Zacheus used her smartphone to record several video clips of the police presence in her back yard. In one, viewed by a reporter, she recorded a man believed to be the deceased boy’s father. “He was saying, ‘My son, my son, my son.’ He was crying and crying and crying," Zacheus said.
DeCando believes this is the first time in his 37 years working for the city that an animal attack has resulted in a fatality.
DeCando did not believe any complaints had been made in the past about the dog, who neighbors said was named Trigger.
But Marcus Lugo, whose grandmother lives on Sherwood Avenue, said animal control had picked the dog up at least once before when it got loose.

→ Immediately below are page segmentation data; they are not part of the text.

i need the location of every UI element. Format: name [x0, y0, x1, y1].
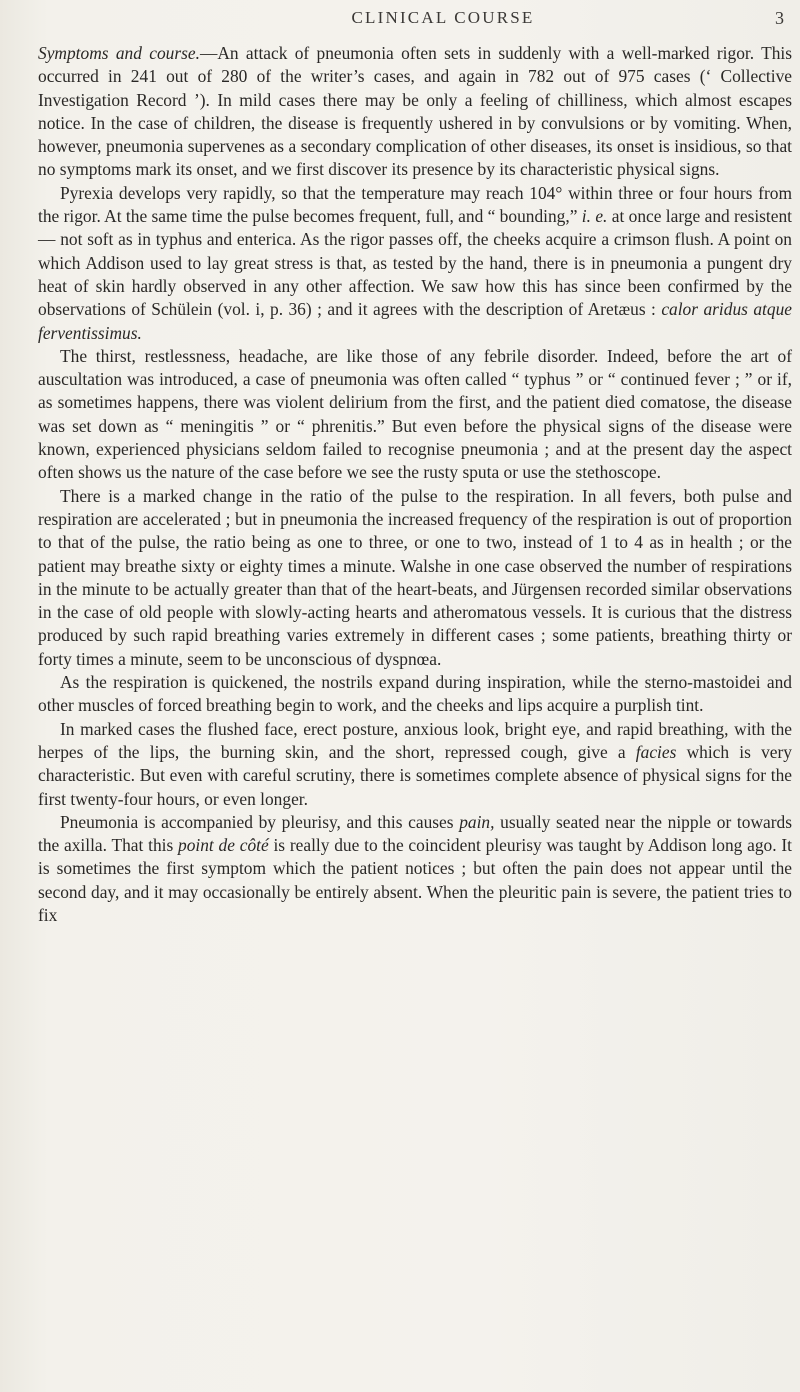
body-text — [38, 42, 792, 927]
paragraph-text: In marked cases the flushed face, erect posture, anxious look, bright eye, and rapid breathing, with the herpes of the lips, the burning skin, and the short, repressed cough, give a — [38, 718, 792, 762]
paragraph-facies — [38, 718, 792, 811]
paragraph-text: There is a marked change in the ratio of the pulse to the respiration. In all fevers, both pulse and respiration are accelerated ; but in pneumonia the increased frequency of the respiration is out of proportion to that of the pulse, the ratio being as one to three, or one to two, instead of 1 to 4 as in health ; or the patient may breathe sixty or eighty times a minute. Walshe in one case observed the number of respirations in the minute to be actually greater than that of the heart-beats, and Jürgensen recorded similar observations in the case of old people with slowly-acting hearts and atheromatous vessels. It is curious that the distress produced by such rapid breathing varies extremely in different cases ; some patients, breathing thirty or forty times a minute, seem to be unconscious of dyspnœa. — [38, 485, 792, 669]
paragraph-text: is really due to the coincident pleurisy was taught by Addison long ago. It is sometimes the first symptom which the patient notices ; but often the pain does not appear until the second day, and it may occasionally be entirely absent. When the pleuritic pain is severe, the patient tries to fix — [38, 835, 792, 925]
paragraph-text: The thirst, restlessness, headache, are like those of any febrile disorder. Indeed, before the art of auscultation was introduced, a case of pneumonia was often called “ typhus ” or “ continued fever ; ” or if, as sometimes happens, there was violent delirium from the first, and the patient died comatose, the disease was set down as “ meningitis ” or “ phrenitis.” But even before the physical signs of the disease were known, experienced physicians seldom failed to recognise pneumonia ; and at the present day the aspect often shows us the nature of the case before we see the rusty sputa or use the stethoscope. — [38, 345, 792, 483]
italic-term: point de côté — [178, 835, 269, 856]
running-head — [94, 8, 792, 34]
paragraph-nostrils — [38, 671, 792, 718]
paragraph-text: at once large and resistent— not soft as in typhus and enterica. As the rigor passes off, the cheeks acquire a crimson flush. A point on which Addison used to lay great stress is that, as tested by the hand, there is in pneumonia a pungent dry heat of skin hardly observed in any other affection. We saw how this has since been confirmed by the observations of Schülein (vol. i, p. 36) ; and it agrees with the description of Aretæus : — [38, 206, 793, 320]
italic-term: i. e. — [581, 206, 608, 227]
page-number: 3 — [775, 8, 784, 28]
paragraph-symptoms-and-course — [38, 42, 792, 182]
paragraph-pleurisy-pain — [38, 811, 792, 927]
running-title: CLINICAL COURSE — [351, 8, 535, 27]
section-heading: Symptoms and course. — [38, 43, 200, 63]
paragraph-pulse-respiration — [38, 485, 792, 671]
paragraph-text: As the respiration is quickened, the nostrils expand during inspiration, while the sterno-mastoidei and other muscles of forced breathing begin to work, and the cheeks and lips acquire a purplish tint. — [38, 672, 792, 716]
paragraph-text: usually seated near the nipple or towards the axilla. That this — [38, 811, 792, 856]
paragraph-text: Pneumonia is accompanied by pleurisy, and this causes — [60, 811, 460, 832]
paragraph-text: Pyrexia develops very rapidly, so that the temperature may reach 104° within three or four hours from the rigor. At the same time the pulse becomes frequent, full, and “ bounding,” — [38, 182, 792, 227]
paragraph-text: —An attack of pneumonia often sets in suddenly with a well-marked rigor. This occurred in 241 out of 280 of the writer’s cases, and again in 782 out of 975 cases (‘ Collective Investigation Record ’). In mild cases there may be only a feeling of chilliness, which almost escapes notice. In the case of children, the disease is frequently ushered in by convulsions or by vomiting. When, however, pneumonia supervenes as a secondary complication of other diseases, its onset is insidious, so that no symptoms mark its onset, and we first discover its presence by its characteristic physical signs. — [38, 43, 792, 180]
paragraph-pyrexia — [38, 182, 792, 345]
paragraph-thirst — [38, 345, 792, 485]
paragraph-text: which is very characteristic. But even with careful scrutiny, there is sometimes complete absence of physical signs for the first twenty-four hours, or even longer. — [38, 741, 792, 809]
italic-term: pain, — [459, 811, 495, 832]
italic-term: facies — [635, 741, 677, 762]
latin-quotation: calor aridus atque ferventissimus. — [38, 299, 792, 343]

The dog “was friendly in the beginning,” Lugo said, until neighborhood kids started provoking it.
“Two or three years ago, the kids would make the dog run after them,” said Lugo, 24. “The dog was able to hop the fence because it was tall.”
Lugo said the dog had gotten loose two times prior to Friday’s attack.
Other residents said they were fearful of the dog. Rezwana Islam, 17, said she's seen the dog jump on top of a silver car parked behind the fence of the Sherwood Avenue home where it is believed to have lived. “We always walk quickly into the house if he is barking," Islam said.
Reflecting on Friday’s attack, she said, “That could have been any of us.” Zacheus said the dog had tried to attack her and her 6-year-old grandson in the past. “He was trying to jump the fence, because the fence is very low,” said Zacheus, who noted that the dog was bigger than her grandson.
“Monday through Friday, I walk through here to go pick him up from school. I always see the dog. He starts barking. He's very aggressive.” Rather than walk past the house, she would cross the street, she said.
The dog bit a family friend last year but the attack was not reported, residents told The Post.